Question

Trained dolphins are capable of a vertical leap of 7.0m straight up from the surface of the water-an impressive feat.Suppose you could train a dolphin to launch itself out of the water at this same speed but at an angle.
What maximum horizontal range could the dolphin achieve?

Answer 1

Answer: 14 m

Explanation:

This situation is related to parabolic motion, in which the motion of the dolphins has two components: x-component and y-component. Being their main equations as follows:  

x-component:  

$x=V_{ox} t$   (1)  

$V_{ox}=V_{o}cos\theta$ (2)  

Where:  

$V_{o}$ is the dolphin's initial speed  

$\theta$ is the angle

$t$ is the time since the dolphin jumps until it goes to the water surface again

$V_{ox}$ is the horizontal component of the initial velocity

y-component:  

$y_{max}=\frac{V_{o}^{2} (sin \theta)^{2}}{2 g}$ (3)

$V_{y}=V_{oy}-gt$   (4)  

$V_{oy}=V_{o}sin\theta$   (5)  

Where:  

$y_{max}=7 m$ is the maximum height the dolphin can reach (when $V_{y}=0$)  

$V_{y}=0$ is the velocity of the dolphin at its maximum height

$g=9.8 m/s^{2}$ is the acceleration due gravity

$V_{oy}$ is the vertical component of the initial velocity

Let's begin with (3) when $\theta=90\°$ (straight up leap):

$7 m=\frac{V_{o}^{2}}{2(9.8 m/s^{2})}$ (6)

Finding $V_{o}$:

$V_{o}=11.71 m/s$ (7)

Isolating $t$ from (4):

$t=\frac{V_{oy}}{g}=\frac{V_{o} sin\theta}{g}$   (8)  

Substituting (7) and (8) in (1):

$x=V_{o}cos\theta(\frac{V_{o} sin\theta}{g})$ (9)  

$x=\frac{V_{o}^{2} sin(2\theta)}{g}$ (10)  
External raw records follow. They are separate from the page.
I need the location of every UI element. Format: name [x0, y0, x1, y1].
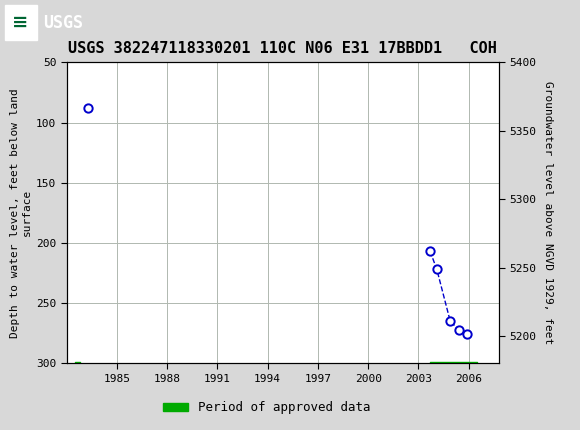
Legend: Period of approved data: Period of approved data	[158, 396, 376, 419]
Y-axis label: Groundwater level above NGVD 1929, feet: Groundwater level above NGVD 1929, feet	[543, 81, 553, 344]
Title: USGS 382247118330201 110C N06 E31 17BBDD1   COH: USGS 382247118330201 110C N06 E31 17BBDD…	[68, 40, 497, 55]
Text: ≡: ≡	[12, 13, 28, 32]
Text: USGS: USGS	[44, 14, 84, 31]
Y-axis label: Depth to water level, feet below land
surface: Depth to water level, feet below land su…	[10, 88, 32, 338]
FancyBboxPatch shape	[5, 6, 37, 40]
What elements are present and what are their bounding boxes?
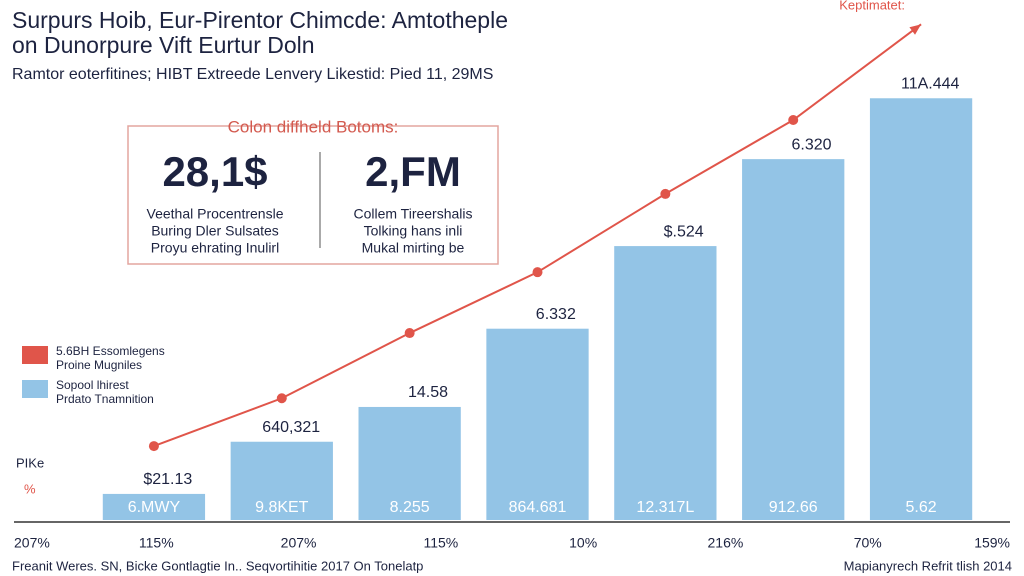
legend-swatch — [22, 380, 48, 398]
corner-note: Keptimatet: — [839, 0, 905, 12]
line-marker — [532, 267, 543, 278]
value-label: 6.332 — [536, 306, 576, 323]
legend-label: Proine Mugniles — [56, 358, 142, 372]
callout-title: Colon diffheld Botoms: — [228, 117, 399, 136]
x-tick-label: 159% — [974, 535, 1010, 551]
callout-line: Proyu ehrating Inulirl — [151, 240, 279, 256]
arrow-head — [909, 24, 922, 35]
inner-label: 864.681 — [509, 499, 567, 516]
x-tick-label: 10% — [569, 535, 597, 551]
line-marker — [788, 115, 799, 125]
callout-line: Veethal Procentrensle — [147, 206, 284, 222]
inner-label: 9.8KET — [255, 499, 309, 516]
line-marker — [660, 188, 671, 199]
value-label: 11A.444 — [901, 75, 960, 92]
value-label: 14.58 — [408, 384, 448, 401]
bar — [742, 159, 845, 520]
line-marker — [148, 441, 159, 452]
callout-box — [127, 125, 499, 265]
bar — [486, 328, 589, 520]
legend-label: Sopool lhirest — [56, 378, 129, 392]
inner-label: 912.66 — [769, 499, 818, 516]
x-tick-label: 115% — [139, 535, 174, 551]
bar — [102, 493, 206, 520]
inner-label: 12.317L — [636, 499, 694, 516]
side-label: PIKe — [16, 455, 44, 470]
x-tick-label: 207% — [281, 535, 317, 551]
bar — [358, 406, 461, 520]
value-label: 640,321 — [262, 419, 320, 436]
inner-label: 5.62 — [906, 499, 937, 516]
callout-line: Buring Dler Sulsates — [151, 223, 279, 239]
footer-text: Freanit Weres. SN, Bicke Gontlagtie In..… — [12, 558, 423, 573]
chart-title: Surpurs Hoib, Eur-Pirentor Chimcde: Amto… — [12, 7, 508, 33]
legend-label: Prdato Tnamnition — [56, 392, 154, 406]
value-label: $21.13 — [143, 471, 192, 488]
bar — [869, 98, 973, 521]
inner-label: 8.255 — [390, 499, 430, 516]
inner-label: 6.MWY — [128, 499, 181, 516]
footer-text: Mapianyrech Refrit tlish 2014 — [844, 558, 1012, 573]
callout-line: Collem Tireershalis — [353, 206, 472, 222]
line-marker — [404, 328, 415, 339]
callout-figure: 2,FM — [365, 148, 461, 195]
value-label: 6.320 — [792, 136, 832, 153]
x-tick-label: 216% — [708, 535, 744, 551]
x-tick-label: 70% — [854, 535, 882, 551]
bar — [230, 441, 333, 520]
x-tick-label: 207% — [14, 535, 50, 551]
callout-line: Tolking hans inli — [364, 223, 463, 239]
subtitle: Ramtor eoterfitines; HIBT Extreede Lenve… — [12, 66, 493, 83]
callout-figure: 28,1$ — [162, 148, 267, 195]
legend-label: 5.6BH Essomlegens — [56, 344, 165, 358]
chart-title: on Dunorpure Vift Eurtur Doln — [12, 32, 315, 58]
side-label: % — [24, 481, 36, 496]
legend-swatch — [22, 346, 48, 364]
callout-line: Mukal mirting be — [362, 240, 465, 256]
x-tick-label: 115% — [423, 535, 458, 551]
line-marker — [276, 393, 287, 404]
bar — [614, 246, 717, 520]
value-label: $.524 — [664, 223, 704, 240]
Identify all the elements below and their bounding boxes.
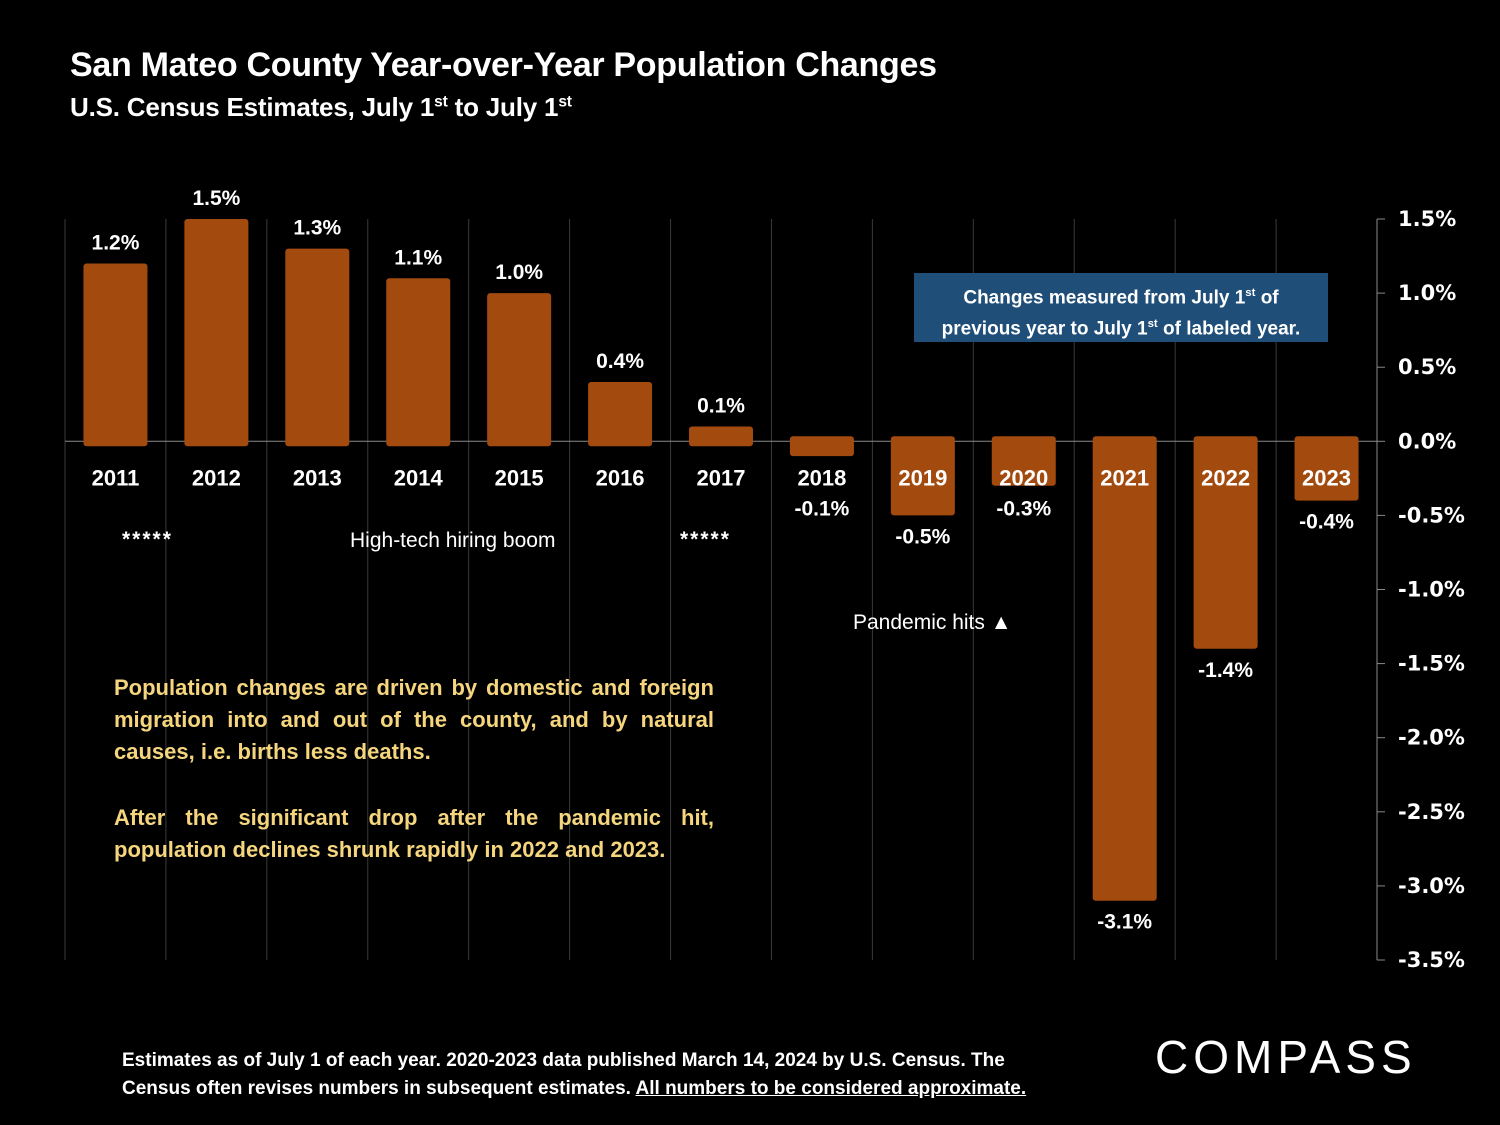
labels: 2011 1.2% 2012 1.5% 2013 1.3% 2014 1.1% 2015 1.0%…	[92, 187, 1355, 934]
chart-title: San Mateo County Year-over-Year Populati…	[70, 46, 937, 84]
category-label: 2020	[999, 465, 1048, 490]
bar-2023	[1294, 436, 1359, 501]
note-sup: st	[1245, 287, 1256, 299]
pandemic-annotation: Pandemic hits ▲	[853, 611, 1012, 634]
bar-2014	[386, 278, 451, 447]
category-label: 2014	[394, 465, 444, 490]
compass-logo: COMPASS	[1155, 1031, 1417, 1083]
y-axis: 1.5% 1.0% 0.5% 0.0% -0.5% -1.0% -1.5% -2.0% -2.5…	[1376, 207, 1465, 972]
y-tick-label: -2.0%	[1398, 726, 1465, 750]
data-label: 1.3%	[293, 217, 341, 240]
explanation-paragraph-1: Population changes are driven by domesti…	[114, 675, 714, 764]
note-line-1: Changes measured from July 1st of	[914, 280, 1328, 311]
data-label: 1.1%	[394, 246, 442, 269]
bars	[83, 219, 1359, 901]
note-line-2: previous year to July 1st of labeled yea…	[914, 311, 1328, 342]
y-tick-label: -3.0%	[1398, 874, 1465, 898]
note-sup: st	[1147, 318, 1158, 331]
stars-right-annotation: *****	[680, 528, 731, 551]
bar-2022	[1193, 436, 1258, 649]
subtitle-sup: st	[434, 93, 448, 111]
bar-2018	[789, 436, 854, 457]
category-label: 2013	[293, 465, 342, 490]
bar-2021	[1092, 436, 1157, 901]
data-label: -0.4%	[1299, 511, 1354, 534]
y-tick-label: 0.5%	[1398, 355, 1456, 379]
y-tick-label: 0.0%	[1398, 429, 1456, 453]
footer-line-1: Estimates as of July 1 of each year. 202…	[122, 1050, 1005, 1071]
y-tick-label: -3.5%	[1398, 948, 1465, 972]
bar-2020	[991, 436, 1056, 486]
note-text: Changes measured from July 1	[963, 287, 1246, 309]
bar-2016	[588, 382, 653, 447]
footer-underlined-text: All numbers to be considered approximate…	[635, 1078, 1027, 1099]
category-label: 2017	[697, 465, 746, 490]
data-label: -0.3%	[996, 497, 1051, 520]
data-label: -1.4%	[1198, 659, 1253, 682]
measurement-note-box: Changes measured from July 1st of previo…	[914, 273, 1328, 342]
note-text: of	[1255, 287, 1279, 309]
bar-2012	[184, 219, 249, 447]
stars-left-annotation: *****	[122, 528, 173, 551]
y-tick-label: 1.5%	[1398, 207, 1456, 231]
data-label: 1.2%	[92, 231, 140, 254]
data-label: 1.0%	[495, 261, 543, 284]
hiring-boom-annotation: High-tech hiring boom	[350, 529, 556, 552]
category-label: 2019	[898, 465, 947, 490]
data-label: -3.1%	[1097, 911, 1152, 934]
bar-2019	[890, 436, 955, 516]
category-label: 2018	[797, 465, 846, 490]
bar-2011	[83, 263, 148, 447]
subtitle-sup: st	[558, 93, 572, 111]
explanation-paragraph-2: After the significant drop after the pan…	[114, 805, 714, 862]
bar-2013	[285, 248, 350, 447]
note-text: previous year to July 1	[941, 318, 1148, 340]
bar-2015	[487, 293, 552, 447]
data-label: 0.1%	[697, 394, 745, 417]
y-tick-label: -2.5%	[1398, 800, 1465, 824]
note-text: of labeled year.	[1157, 318, 1301, 340]
category-label: 2022	[1201, 465, 1250, 490]
y-tick-label: -0.5%	[1398, 503, 1465, 527]
category-label: 2023	[1302, 465, 1351, 490]
category-label: 2016	[596, 465, 645, 490]
bar-2017	[689, 426, 753, 447]
subtitle-text: to July 1	[447, 92, 559, 122]
category-label: 2021	[1100, 465, 1149, 490]
data-label: -0.1%	[794, 497, 849, 520]
footer-line-2: Census often revises numbers in subseque…	[122, 1075, 1026, 1103]
footer-text: Census often revises numbers in subseque…	[122, 1078, 636, 1099]
y-tick-label: -1.0%	[1398, 578, 1465, 602]
category-label: 2015	[495, 465, 544, 490]
data-label: 1.5%	[192, 187, 240, 210]
data-label: -0.5%	[895, 525, 950, 548]
category-label: 2011	[92, 465, 140, 490]
footer-note: Estimates as of July 1 of each year. 202…	[122, 1047, 1026, 1103]
chart-subtitle: U.S. Census Estimates, July 1st to July …	[70, 92, 572, 123]
y-tick-label: 1.0%	[1398, 281, 1456, 305]
category-label: 2012	[192, 465, 241, 490]
data-label: 0.4%	[596, 350, 644, 373]
y-tick-label: -1.5%	[1398, 652, 1465, 676]
subtitle-text: U.S. Census Estimates, July 1	[70, 92, 435, 122]
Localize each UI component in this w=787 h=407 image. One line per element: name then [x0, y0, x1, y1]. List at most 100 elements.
$x$ is maximum when $sin(2\theta)=1$. This means:

$2\theta=sin^{-1} 1$

$\theta=\frac{90\°}{2}$

$\theta=45\°$

Hence, the maximum horizontal range the dolphin could achieve is when $\theta=45\°$:

$x=\frac{(11.71 m/s)^{2} sin(2(45\°))}{9.8 m/s^{2}}$ (10)  

Finally:

$x=13.99 m \approx 14 m$